Guru Besar Unair: Standar Miskin Ala BPS Tak Lagi Relevan!

Ilustrasi. (gambar: Cakrawarta)

SURABAYA, CAKRAWARTA.com – Dua puluh empat juta atau seratus sembilan puluh juta? Di atas kertas, angka itu menyebut jumlah warga miskin di Indonesia. Namun di balik selisih besar itu, ada satu pertanyaan mendasar yang mengemuka: apa makna hidup layak di negeri ini?

Awal Juni lalu, Bank Dunia merilis data kemiskinan global berdasarkan standar purchasing power parity (PPP) 2021. Hasilnya, lebih dari 190 juta warga Indonesia tergolong miskin secara global. Sementara itu, versi Badan Pusat Statistik (BPS) menyebut hanya sekitar 24 juta penduduk yang dikategorikan miskin pada 2024.

Perbedaan tajam ini memicu perdebatan di ruang-ruang akademik dan kebijakan. Sebagian menyebutnya alarm bagi pemerintah untuk merevisi definisi kemiskinan yang selama ini digunakan.

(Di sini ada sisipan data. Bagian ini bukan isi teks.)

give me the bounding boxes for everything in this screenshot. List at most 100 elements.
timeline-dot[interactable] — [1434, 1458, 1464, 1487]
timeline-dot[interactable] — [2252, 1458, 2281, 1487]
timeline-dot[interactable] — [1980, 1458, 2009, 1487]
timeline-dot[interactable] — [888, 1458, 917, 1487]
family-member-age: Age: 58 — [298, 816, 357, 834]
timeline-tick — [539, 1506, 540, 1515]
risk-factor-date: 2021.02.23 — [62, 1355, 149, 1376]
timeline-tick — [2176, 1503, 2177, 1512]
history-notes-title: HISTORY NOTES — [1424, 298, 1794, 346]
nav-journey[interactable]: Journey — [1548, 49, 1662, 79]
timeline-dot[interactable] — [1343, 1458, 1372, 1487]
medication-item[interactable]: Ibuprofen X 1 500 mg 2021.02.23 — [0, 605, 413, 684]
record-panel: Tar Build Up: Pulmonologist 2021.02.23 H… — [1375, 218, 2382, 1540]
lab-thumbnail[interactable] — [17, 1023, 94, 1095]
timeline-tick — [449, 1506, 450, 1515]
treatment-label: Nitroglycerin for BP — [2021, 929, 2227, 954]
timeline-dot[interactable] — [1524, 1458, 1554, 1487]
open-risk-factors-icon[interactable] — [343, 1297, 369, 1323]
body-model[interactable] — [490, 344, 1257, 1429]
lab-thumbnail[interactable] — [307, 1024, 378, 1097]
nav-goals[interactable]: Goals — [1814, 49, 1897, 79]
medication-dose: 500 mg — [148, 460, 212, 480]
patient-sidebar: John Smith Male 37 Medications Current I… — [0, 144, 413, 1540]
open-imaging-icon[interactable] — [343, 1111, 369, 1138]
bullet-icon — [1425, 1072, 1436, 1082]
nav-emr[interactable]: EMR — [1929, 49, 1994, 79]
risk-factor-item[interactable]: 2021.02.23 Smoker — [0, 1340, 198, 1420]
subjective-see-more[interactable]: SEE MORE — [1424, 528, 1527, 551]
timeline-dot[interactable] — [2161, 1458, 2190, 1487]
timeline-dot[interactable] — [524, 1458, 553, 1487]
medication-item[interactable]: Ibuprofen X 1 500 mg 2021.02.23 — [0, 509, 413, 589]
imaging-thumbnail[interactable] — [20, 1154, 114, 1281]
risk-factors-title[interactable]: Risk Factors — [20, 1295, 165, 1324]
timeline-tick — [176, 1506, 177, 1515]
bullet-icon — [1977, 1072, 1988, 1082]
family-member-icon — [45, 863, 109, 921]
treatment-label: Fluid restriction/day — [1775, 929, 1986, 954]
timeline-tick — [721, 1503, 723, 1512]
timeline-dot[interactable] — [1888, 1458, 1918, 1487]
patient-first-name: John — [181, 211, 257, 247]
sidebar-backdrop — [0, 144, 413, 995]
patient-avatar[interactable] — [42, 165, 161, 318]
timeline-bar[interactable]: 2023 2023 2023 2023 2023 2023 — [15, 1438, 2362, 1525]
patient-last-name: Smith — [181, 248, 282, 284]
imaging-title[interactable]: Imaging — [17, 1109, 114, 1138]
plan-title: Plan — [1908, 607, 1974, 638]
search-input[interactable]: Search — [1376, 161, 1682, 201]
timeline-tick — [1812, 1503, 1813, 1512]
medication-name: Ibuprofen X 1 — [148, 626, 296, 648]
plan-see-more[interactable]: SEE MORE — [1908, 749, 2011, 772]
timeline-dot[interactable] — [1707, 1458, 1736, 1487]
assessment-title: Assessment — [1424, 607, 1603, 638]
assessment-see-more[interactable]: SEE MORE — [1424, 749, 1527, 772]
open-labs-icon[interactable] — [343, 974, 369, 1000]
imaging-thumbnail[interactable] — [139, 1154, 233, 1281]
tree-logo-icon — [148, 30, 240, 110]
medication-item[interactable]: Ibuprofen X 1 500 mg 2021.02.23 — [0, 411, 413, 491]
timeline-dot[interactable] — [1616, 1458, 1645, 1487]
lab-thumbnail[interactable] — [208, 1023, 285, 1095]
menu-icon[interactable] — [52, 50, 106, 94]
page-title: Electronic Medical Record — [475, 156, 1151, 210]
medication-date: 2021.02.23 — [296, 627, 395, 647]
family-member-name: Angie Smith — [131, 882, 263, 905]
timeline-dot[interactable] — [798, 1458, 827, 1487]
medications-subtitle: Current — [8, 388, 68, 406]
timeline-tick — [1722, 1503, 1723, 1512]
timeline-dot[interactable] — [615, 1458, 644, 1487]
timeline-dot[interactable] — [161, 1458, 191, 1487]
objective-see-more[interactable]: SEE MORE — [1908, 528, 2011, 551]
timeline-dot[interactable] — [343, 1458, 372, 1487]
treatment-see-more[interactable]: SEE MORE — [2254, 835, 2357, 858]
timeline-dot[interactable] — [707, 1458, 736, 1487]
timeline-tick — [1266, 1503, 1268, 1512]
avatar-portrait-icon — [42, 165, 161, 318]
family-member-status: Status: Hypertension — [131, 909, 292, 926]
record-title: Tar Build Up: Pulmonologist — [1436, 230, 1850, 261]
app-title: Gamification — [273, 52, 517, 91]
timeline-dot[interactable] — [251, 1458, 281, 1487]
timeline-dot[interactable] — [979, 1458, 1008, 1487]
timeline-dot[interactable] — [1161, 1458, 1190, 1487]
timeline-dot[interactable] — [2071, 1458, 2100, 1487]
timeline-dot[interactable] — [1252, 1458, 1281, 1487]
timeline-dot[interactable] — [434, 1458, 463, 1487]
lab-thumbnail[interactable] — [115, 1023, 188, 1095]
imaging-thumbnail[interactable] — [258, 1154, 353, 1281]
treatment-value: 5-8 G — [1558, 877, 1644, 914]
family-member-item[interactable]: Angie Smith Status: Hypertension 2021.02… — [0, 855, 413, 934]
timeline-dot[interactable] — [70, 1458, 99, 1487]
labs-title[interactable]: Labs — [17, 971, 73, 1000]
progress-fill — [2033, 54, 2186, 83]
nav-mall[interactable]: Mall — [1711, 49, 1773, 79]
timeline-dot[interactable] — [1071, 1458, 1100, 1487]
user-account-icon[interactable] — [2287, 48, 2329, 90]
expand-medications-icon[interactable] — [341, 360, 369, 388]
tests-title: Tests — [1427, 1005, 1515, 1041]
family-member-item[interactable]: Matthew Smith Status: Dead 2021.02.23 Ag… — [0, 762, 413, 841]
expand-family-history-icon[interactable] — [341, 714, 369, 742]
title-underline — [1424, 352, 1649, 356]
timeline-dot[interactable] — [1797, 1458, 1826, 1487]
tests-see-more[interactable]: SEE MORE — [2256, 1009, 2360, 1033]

Salah satu suara kritis datang dari Rossanto Dwi Handoyo, ekonom dari Fakultas Ekonomi dan Bisnis Universitas Airlangga (FEB Unair), Surabaya. Baginya, perdebatan ini bukan sekadar angka, melainkan soal martabat manusia.

“Perhitungan 2.100 kalori yang digunakan BPS untuk menetapkan garis kemiskinan sudah tidak lagi relevan. Itu standar lama, yang tidak mempertimbangkan perubahan zaman,” ujar Rossanto saat ditemui di Kampus B Unair, Senin (16/6/2025) lalu.

Menurutnya, standar kemiskinan seharusnya berbicara soal kehidupan yang layak, bukan sekadar bertahan hidup. “Miskin tapi tidak layak, itu sama saja perlahan menuju kematian,” tambahnya.

Rossanto menjelaskan, selama ini pendekatan penghitungan kemiskinan oleh BPS dibagi dua: kebutuhan makanan dan nonmakanan. Seseorang disebut miskin jika pengeluarannya tak mencukupi untuk kebutuhan minimal kalori dan kebutuhan dasar lain seperti sandang, papan, pendidikan, dan transportasi.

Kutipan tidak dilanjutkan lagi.